The review noted that in one case a man opened bank accounts using several different Social Security numbers — two of which belonged to number-holders born in 1869 and 1893, respectively. That would make one of them 145 years old and the other 121. The Social Security Administration's system indicated that both number-holders were alive.

Here are some other findings:

"For Tax Years 2006 through 2011, SSA received reports that individuals using 66,920 SSNs had approximately $3.1 billion in wages, tips, and self-employment income. SSA transferred the earnings to the Earnings Suspense File because the employees' or self-employed individuals' names on the earnings reports did not match the numberholders' names.

"During Calendar Years 2008 through 2011, employers made 4,024 E-Verify inquiries using 3,873 SSNs belonging to numberholders born before June 16, 1901.
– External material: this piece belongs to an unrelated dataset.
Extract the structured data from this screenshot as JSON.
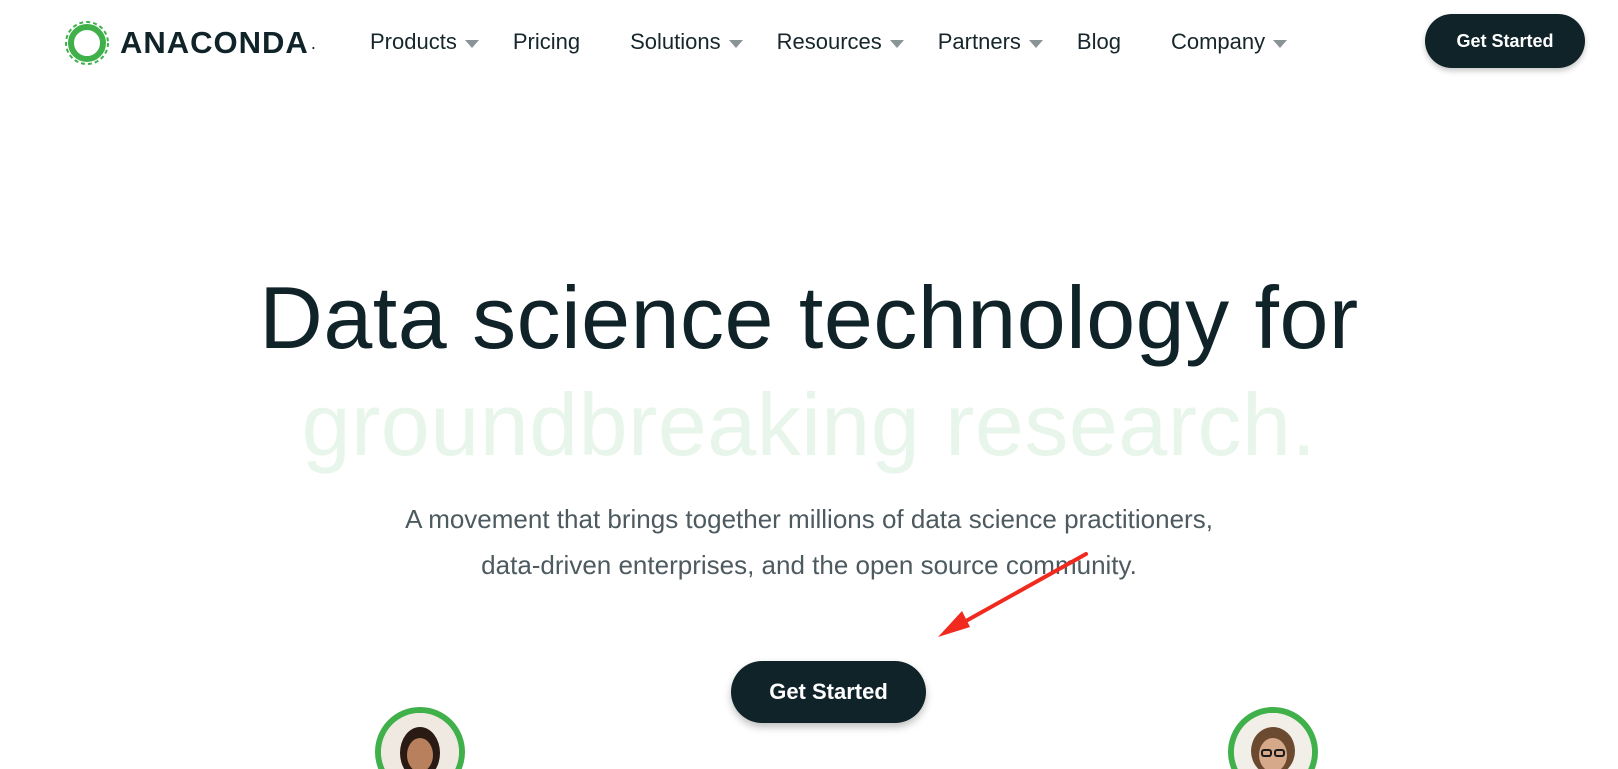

In a joint statement, Sen. Ron Johnson, R-Wis., chairman of the Homeland Security and Governmental Affairs Committee, which oversees the Social Security Administration, and ranking member Sen. Tom Carper, D-Del., criticized the department.

"It is incredible that the Social Security Administration in 2015 does not have the technical sophistication to ensure that people they know to be deceased are actually noted as dead," Johnson said.

Carper added: "Not only do these types of avoidable errors waste millions of taxpayers' dollars annually and expose our citizens to identity theft, but they also undermine confidence in our government."